Lors de la privatisation de Telma en 2001, il est inconcevable que l'on ait cédé à la société de télécommunication privatisée l'interconnexion et cela tout en bradant la cession pour 14 millions $US. Pour pouvoir gérer efficacement un territoire de 591 709 km², l'administration malgache avec ses 23 régions, 119 districts, 1 695 communes et 18 251 fokontany se doit d'avoir son propre réseau Internet en assurant la connexion par satellite, tant pour la couverture optimale du territoire et l'efficacité de l'administration territoriale, de la gestion des ressources humaines, de la gestion des finances publiques, etc. Les investissements publics actuels ne suivent pas une logique pour avoir une administration publique efficace. On observe beaucoup de dépenses de prestige, à l'exemple des différents stades, sans liens avec l'amélioration des conditions de développement du pays. Avec la technologie disponible la programmation informatique n'est pas un problème, même les zones territoriales reculées sans électricité peuvent être couvertes pour assurer l'opération état civil tout en couplant concomitamment avec le recensement électoral. C'est une question d'organisation et de volonté politique qui n'est pas une priorité gouvernementale !
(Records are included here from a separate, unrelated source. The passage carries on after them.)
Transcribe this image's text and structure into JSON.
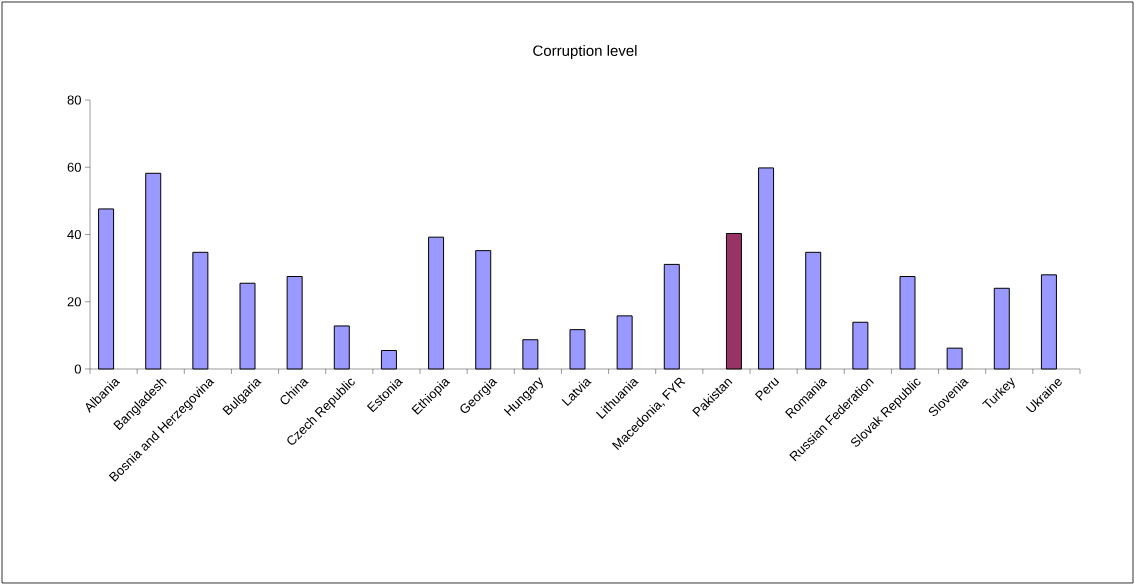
{
  "chart_data": {
    "type": "bar",
    "title": "Corruption level",
    "categories": [
      "Albania",
      "Bangladesh",
      "Bosnia and Herzegovina",
      "Bulgaria",
      "China",
      "Czech Republic",
      "Estonia",
      "Ethiopia",
      "Georgia",
      "Hungary",
      "Latvia",
      "Lithuania",
      "Macedonia, FYR",
      "Pakistan",
      "Peru",
      "Romania",
      "Russian Federation",
      "Slovak Republic",
      "Slovenia",
      "Turkey",
      "Ukraine"
    ],
    "series": [
      {
        "color": "#9999ff",
        "values": [
          47.6,
          58.2,
          34.7,
          25.5,
          27.5,
          12.8,
          5.5,
          39.2,
          35.2,
          8.7,
          11.7,
          15.8,
          31.1,
          null,
          59.8,
          34.7,
          13.9,
          27.5,
          6.2,
          24.0,
          28.0
        ]
      },
      {
        "color": "#993366",
        "values": [
          null,
          null,
          null,
          null,
          null,
          null,
          null,
          null,
          null,
          null,
          null,
          null,
          null,
          40.3,
          null,
          null,
          null,
          null,
          null,
          null,
          null
        ]
      }
    ],
    "ylim": [
      0,
      80
    ],
    "yticks": [
      0,
      20,
      40,
      60,
      80
    ],
    "grid": false,
    "legend": false
  }
}
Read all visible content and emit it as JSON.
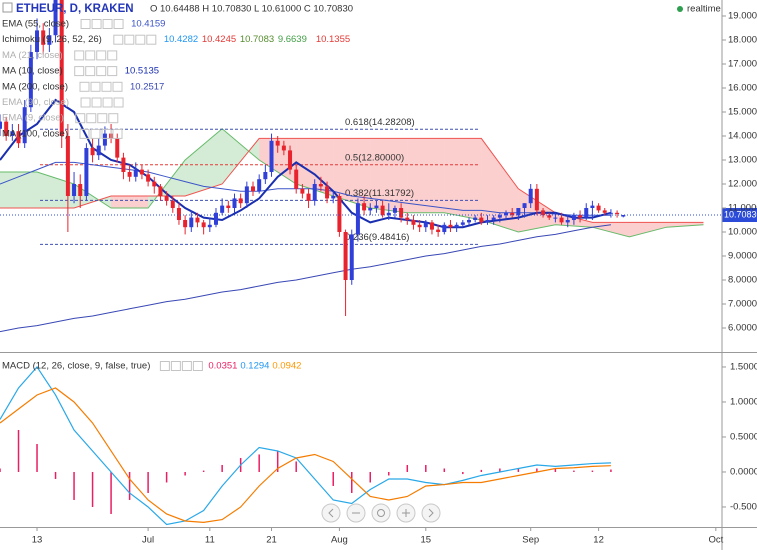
{
  "chart_data": [
    {
      "type": "candlestick",
      "title": "ETHEUR, D, KRAKEN",
      "ohlc_text": "O 10.64488 H 10.70830 L 10.61000 C 10.70830",
      "status": "realtime",
      "x": [
        -6,
        -5,
        -4,
        -3,
        -2,
        -1,
        0,
        1,
        2,
        3,
        4,
        5,
        6,
        7,
        8,
        9,
        10,
        11,
        12,
        13,
        14,
        15,
        16,
        17,
        18,
        19,
        20,
        21,
        22,
        23,
        24,
        25,
        26,
        27,
        28,
        29,
        30,
        31,
        32,
        33,
        34,
        35,
        36,
        37,
        38,
        39,
        40,
        41,
        42,
        43,
        44,
        45,
        46,
        47,
        48,
        49,
        50,
        51,
        52,
        53,
        54,
        55,
        56,
        57,
        58,
        59,
        60,
        61,
        62,
        63,
        64,
        65,
        66,
        67,
        68,
        69,
        70,
        71,
        72,
        73,
        74,
        75,
        76,
        77,
        78,
        79,
        80,
        81,
        82,
        83,
        84,
        85,
        86,
        87,
        88,
        89,
        90,
        91,
        92,
        93,
        94,
        95
      ],
      "open": [
        14.3,
        14.6,
        14.0,
        14.2,
        13.7,
        15.2,
        17.5,
        18.4,
        17.8,
        18.2,
        20.5,
        14.0,
        11.5,
        12.0,
        11.5,
        13.5,
        13.2,
        13.6,
        14.1,
        13.9,
        13.1,
        12.5,
        12.3,
        12.6,
        12.4,
        12.1,
        11.9,
        11.5,
        11.3,
        11.0,
        10.5,
        10.2,
        10.6,
        10.4,
        10.2,
        10.3,
        10.8,
        11.1,
        11.0,
        11.4,
        11.2,
        11.9,
        11.7,
        12.2,
        12.5,
        13.8,
        13.6,
        13.4,
        12.6,
        11.8,
        11.6,
        11.3,
        12.0,
        11.9,
        11.4,
        11.5,
        10.0,
        8.0,
        9.9,
        11.2,
        10.9,
        11.0,
        11.1,
        10.7,
        10.8,
        11.0,
        10.6,
        10.5,
        10.3,
        10.2,
        10.4,
        10.1,
        10.0,
        10.3,
        10.2,
        10.3,
        10.4,
        10.5,
        10.6,
        10.4,
        10.5,
        10.6,
        10.7,
        10.8,
        10.7,
        11.0,
        11.2,
        11.8,
        10.9,
        10.7,
        10.6,
        10.6,
        10.4,
        10.5,
        10.7,
        10.6,
        11.0,
        11.1,
        10.9,
        10.8,
        10.8,
        10.64488
      ],
      "high": [
        14.9,
        14.8,
        14.5,
        14.5,
        15.5,
        17.8,
        18.9,
        18.7,
        18.5,
        21.0,
        20.8,
        14.5,
        12.5,
        12.4,
        13.7,
        13.9,
        13.9,
        14.4,
        14.5,
        14.1,
        13.3,
        12.8,
        12.9,
        12.8,
        12.6,
        12.3,
        12.0,
        11.7,
        11.5,
        11.2,
        10.7,
        10.9,
        10.8,
        10.5,
        10.6,
        11.0,
        11.4,
        11.3,
        11.6,
        11.6,
        12.1,
        12.1,
        12.4,
        12.8,
        14.1,
        14.0,
        13.8,
        13.6,
        12.8,
        12.0,
        11.8,
        12.2,
        12.3,
        12.1,
        11.7,
        11.6,
        10.1,
        10.1,
        11.4,
        11.5,
        11.2,
        11.3,
        11.3,
        11.2,
        11.1,
        11.2,
        10.8,
        10.7,
        10.5,
        10.5,
        10.5,
        10.3,
        10.4,
        10.5,
        10.4,
        10.5,
        10.6,
        10.7,
        10.8,
        10.7,
        10.7,
        10.8,
        10.9,
        11.0,
        11.0,
        11.2,
        12.0,
        12.0,
        11.0,
        10.8,
        10.8,
        10.8,
        10.7,
        10.8,
        10.9,
        11.2,
        11.3,
        11.2,
        11.0,
        10.95,
        10.9,
        10.7083
      ],
      "low": [
        14.0,
        13.8,
        13.8,
        13.5,
        13.5,
        15.0,
        17.2,
        17.4,
        17.5,
        17.9,
        13.5,
        10.0,
        11.2,
        11.0,
        11.3,
        12.9,
        13.0,
        13.4,
        13.7,
        12.9,
        12.2,
        12.1,
        12.1,
        12.2,
        11.9,
        11.6,
        11.3,
        11.1,
        10.8,
        10.3,
        9.9,
        10.0,
        10.2,
        9.9,
        10.0,
        10.2,
        10.7,
        10.8,
        10.8,
        11.0,
        11.0,
        11.5,
        11.6,
        12.0,
        12.3,
        13.3,
        13.2,
        12.4,
        11.6,
        11.4,
        11.0,
        11.1,
        11.7,
        11.2,
        11.2,
        9.8,
        6.5,
        7.8,
        9.6,
        10.7,
        10.7,
        10.8,
        10.6,
        10.5,
        10.6,
        10.4,
        10.3,
        10.1,
        10.0,
        10.0,
        9.9,
        9.8,
        9.9,
        10.0,
        10.0,
        10.2,
        10.3,
        10.4,
        10.3,
        10.3,
        10.3,
        10.4,
        10.5,
        10.6,
        10.5,
        10.6,
        11.0,
        10.7,
        10.6,
        10.5,
        10.4,
        10.3,
        10.2,
        10.3,
        10.4,
        10.5,
        10.5,
        10.8,
        10.7,
        10.6,
        10.6,
        10.61
      ],
      "close": [
        14.6,
        14.0,
        14.2,
        13.7,
        15.2,
        17.5,
        18.4,
        17.8,
        18.2,
        20.5,
        14.0,
        11.5,
        12.0,
        11.5,
        13.5,
        13.2,
        13.6,
        14.1,
        13.9,
        13.1,
        12.5,
        12.3,
        12.6,
        12.4,
        12.1,
        11.9,
        11.5,
        11.3,
        11.0,
        10.5,
        10.2,
        10.6,
        10.4,
        10.2,
        10.3,
        10.8,
        11.1,
        11.0,
        11.4,
        11.2,
        11.9,
        11.7,
        12.2,
        12.5,
        13.8,
        13.6,
        13.4,
        12.6,
        11.8,
        11.6,
        11.3,
        12.0,
        11.9,
        11.4,
        11.5,
        10.0,
        8.0,
        9.9,
        11.2,
        10.9,
        11.0,
        11.1,
        10.7,
        10.8,
        11.0,
        10.6,
        10.5,
        10.3,
        10.2,
        10.4,
        10.1,
        10.0,
        10.3,
        10.2,
        10.3,
        10.4,
        10.5,
        10.6,
        10.4,
        10.5,
        10.6,
        10.7,
        10.8,
        10.7,
        11.0,
        11.2,
        11.8,
        10.9,
        10.7,
        10.6,
        10.6,
        10.4,
        10.5,
        10.7,
        10.6,
        11.0,
        11.1,
        10.9,
        10.8,
        10.8,
        10.75,
        10.7083
      ],
      "up_color": "#2f3fd8",
      "down_color": "#e8232d",
      "xlim": [
        -6,
        111
      ],
      "ylim": [
        5,
        19.667
      ],
      "yticks": [
        {
          "value": 6,
          "label": "6.00000"
        },
        {
          "value": 7,
          "label": "7.00000"
        },
        {
          "value": 8,
          "label": "8.00000"
        },
        {
          "value": 9,
          "label": "9.00000"
        },
        {
          "value": 10,
          "label": "10.00000"
        },
        {
          "value": 11,
          "label": "11.00000"
        },
        {
          "value": 12,
          "label": "12.00000"
        },
        {
          "value": 13,
          "label": "13.00000"
        },
        {
          "value": 14,
          "label": "14.00000"
        },
        {
          "value": 15,
          "label": "15.00000"
        },
        {
          "value": 16,
          "label": "16.00000"
        },
        {
          "value": 17,
          "label": "17.00000"
        },
        {
          "value": 18,
          "label": "18.00000"
        },
        {
          "value": 19,
          "label": "19.00000"
        }
      ],
      "indicator_x": [
        -6,
        -3,
        0,
        3,
        6,
        9,
        12,
        15,
        18,
        21,
        24,
        27,
        30,
        33,
        36,
        39,
        42,
        45,
        48,
        51,
        54,
        57,
        60,
        63,
        66,
        69,
        72,
        75,
        78,
        81,
        84,
        87,
        90,
        93
      ],
      "indicators": [
        {
          "name": "EMA (55, close)",
          "readouts": [
            10.4159
          ],
          "readout_colors": [
            "#3b54c8"
          ],
          "color": "#3b54c8",
          "width": 1,
          "values": [
            12.0,
            12.3,
            12.6,
            12.9,
            12.9,
            12.8,
            12.7,
            12.6,
            12.5,
            12.3,
            12.1,
            11.9,
            11.8,
            11.7,
            11.7,
            11.8,
            11.8,
            11.8,
            11.7,
            11.5,
            11.4,
            11.3,
            11.2,
            11.1,
            11.0,
            10.9,
            10.9,
            10.8,
            10.8,
            10.8,
            10.75,
            10.7,
            10.7,
            10.7
          ]
        },
        {
          "name": "Ichimoku (9, 26, 52, 26)",
          "readouts": [
            10.4282,
            10.4245,
            10.7083,
            9.6639,
            10.1355
          ],
          "readout_colors": [
            "#2196f3",
            "#e53935",
            "#558b2f",
            "#43a047",
            "#e53935"
          ]
        },
        {
          "name": "MA (21, close)",
          "hidden": true
        },
        {
          "name": "MA (10, close)",
          "readouts": [
            10.5135
          ],
          "readout_colors": [
            "#1a2fb0"
          ],
          "color": "#1a2fb0",
          "width": 2,
          "values": [
            13.0,
            14.0,
            14.5,
            15.5,
            15.0,
            13.5,
            13.0,
            12.8,
            12.3,
            11.6,
            11.0,
            10.6,
            10.5,
            10.9,
            11.4,
            12.3,
            12.9,
            12.4,
            11.7,
            10.8,
            10.4,
            10.6,
            10.5,
            10.4,
            10.2,
            10.2,
            10.4,
            10.5,
            10.6,
            10.8,
            10.8,
            10.6,
            10.6,
            10.8
          ]
        },
        {
          "name": "MA (200, close)",
          "readouts": [
            10.2517
          ],
          "readout_colors": [
            "#3948b5"
          ],
          "color": "#3948b5",
          "width": 1,
          "values": [
            5.85,
            6.0,
            6.1,
            6.25,
            6.4,
            6.5,
            6.65,
            6.8,
            6.95,
            7.1,
            7.2,
            7.35,
            7.5,
            7.6,
            7.75,
            7.9,
            8.0,
            8.15,
            8.3,
            8.45,
            8.55,
            8.7,
            8.85,
            9.0,
            9.1,
            9.25,
            9.4,
            9.5,
            9.65,
            9.8,
            9.9,
            10.05,
            10.2,
            10.3
          ]
        },
        {
          "name": "EMA (90, close)",
          "hidden": true
        },
        {
          "name": "EMA (9, close)",
          "hidden": true
        },
        {
          "name": "MA (100, close)"
        }
      ],
      "cloud": {
        "x": [
          -6,
          0,
          6,
          12,
          18,
          24,
          30,
          36,
          42,
          48,
          54,
          60,
          66,
          72,
          78,
          84,
          90,
          96,
          102,
          108
        ],
        "span_a": [
          12.5,
          12.5,
          12.0,
          11.0,
          11.0,
          13.0,
          14.3,
          13.0,
          12.0,
          11.5,
          11.0,
          10.8,
          10.8,
          10.5,
          10.0,
          10.3,
          10.2,
          9.8,
          10.2,
          10.3
        ],
        "span_b": [
          11.0,
          11.0,
          11.0,
          11.5,
          11.5,
          11.5,
          12.0,
          13.9,
          13.9,
          13.9,
          13.9,
          13.9,
          13.9,
          13.9,
          11.8,
          10.8,
          10.4,
          10.4,
          10.4,
          10.4
        ],
        "up_color": "#66bb6a",
        "down_color": "#ef5350"
      },
      "fib_levels": [
        {
          "value": 14.28208,
          "label": "0.618(14.28208)",
          "color": "#3f51b5"
        },
        {
          "value": 12.8,
          "label": "0.5(12.80000)",
          "color": "#e53935"
        },
        {
          "value": 11.31792,
          "label": "0.382(11.31792)",
          "color": "#3f51b5"
        },
        {
          "value": 9.48416,
          "label": "0.236(9.48416)",
          "color": "#3f51b5"
        }
      ],
      "last_price": {
        "value": 10.7083,
        "label": "10.70830",
        "color": "#2b4bd8"
      }
    },
    {
      "type": "macd",
      "title": "MACD (12, 26, close, 9, false, true)",
      "readouts": [
        0.0351,
        0.1294,
        0.0942
      ],
      "readout_colors": [
        "#e91e63",
        "#2196f3",
        "#ff9800"
      ],
      "x": [
        -6,
        -3,
        0,
        3,
        6,
        9,
        12,
        15,
        18,
        21,
        24,
        27,
        30,
        33,
        36,
        39,
        42,
        45,
        48,
        51,
        54,
        57,
        60,
        63,
        66,
        69,
        72,
        75,
        78,
        81,
        84,
        87,
        90,
        93
      ],
      "series": [
        {
          "style": "histogram",
          "color": "#e91e63",
          "values": [
            0.05,
            0.6,
            0.4,
            -0.1,
            -0.4,
            -0.5,
            -0.6,
            -0.4,
            -0.3,
            -0.15,
            -0.05,
            0.02,
            0.1,
            0.2,
            0.25,
            0.3,
            0.15,
            0.0,
            -0.2,
            -0.3,
            -0.15,
            -0.05,
            0.1,
            0.1,
            0.05,
            -0.03,
            0.03,
            0.05,
            0.05,
            0.05,
            0.05,
            0.02,
            0.02,
            0.035
          ]
        },
        {
          "style": "line",
          "color": "#29a8e8",
          "values": [
            0.75,
            1.2,
            1.5,
            1.1,
            0.6,
            0.3,
            0.0,
            -0.3,
            -0.5,
            -0.75,
            -0.7,
            -0.55,
            -0.2,
            0.1,
            0.35,
            0.3,
            0.2,
            -0.1,
            -0.4,
            -0.45,
            -0.25,
            -0.1,
            -0.1,
            -0.15,
            -0.18,
            -0.12,
            -0.05,
            0.0,
            0.05,
            0.1,
            0.08,
            0.1,
            0.12,
            0.13
          ]
        },
        {
          "style": "line",
          "color": "#f57c00",
          "values": [
            0.7,
            0.9,
            1.1,
            1.2,
            1.0,
            0.7,
            0.3,
            -0.1,
            -0.4,
            -0.6,
            -0.7,
            -0.72,
            -0.68,
            -0.5,
            -0.2,
            0.05,
            0.2,
            0.25,
            0.15,
            -0.1,
            -0.35,
            -0.4,
            -0.35,
            -0.2,
            -0.18,
            -0.15,
            -0.15,
            -0.1,
            -0.05,
            0.0,
            0.05,
            0.06,
            0.08,
            0.09
          ]
        }
      ],
      "xlim": [
        -6,
        111
      ],
      "ylim": [
        -0.786,
        1.714
      ],
      "yticks": [
        {
          "value": -0.5,
          "label": "-0.5000"
        },
        {
          "value": 0,
          "label": "0.0000"
        },
        {
          "value": 0.5,
          "label": "0.5000"
        },
        {
          "value": 1,
          "label": "1.0000"
        },
        {
          "value": 1.5,
          "label": "1.5000"
        }
      ],
      "xticks": [
        {
          "value": 0,
          "label": "13"
        },
        {
          "value": 18,
          "label": "Jul"
        },
        {
          "value": 28,
          "label": "11"
        },
        {
          "value": 38,
          "label": "21"
        },
        {
          "value": 49,
          "label": "Aug"
        },
        {
          "value": 63,
          "label": "15"
        },
        {
          "value": 80,
          "label": "Sep"
        },
        {
          "value": 91,
          "label": "12"
        },
        {
          "value": 110,
          "label": "Oct"
        }
      ]
    }
  ]
}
L'aspect financement est aussi une question cruciale en matière électorale, mais sur le sujet, beaucoup de commentaires s'invitent dans le débat. D'après vous, l'enveloppe annoncée par le gouvernement suffira-t-elle à lever les doutes ?

On dit que le budget de 54 milliards ariary dans la loi de Finances (LFI 2023) ne couvre pas les besoins financiers en matière électorale rien que pour les présidentielles. Sachant que les élections communales sont aussi prévues à la même période. On s'achemine vers une situation de crise politique grave. Au regard de la non-prise en compte par l'État des problèmes électoraux passés consignés dans les différents rapports (Union Européenne, Union Africaine, SADC, société civile, etc.), les bailleurs de fonds rechignent à mettre en place un " basket fund " pour aider financièrement l'administration à travers la CENI. L'Union européenne vient de débloquer un financement pour le suivi électoral en faveur de la société civile.

Certaines voix se sont levées pour fustiger les membres des institutions en charge des élections. À votre avis, sont-elles crédibles ?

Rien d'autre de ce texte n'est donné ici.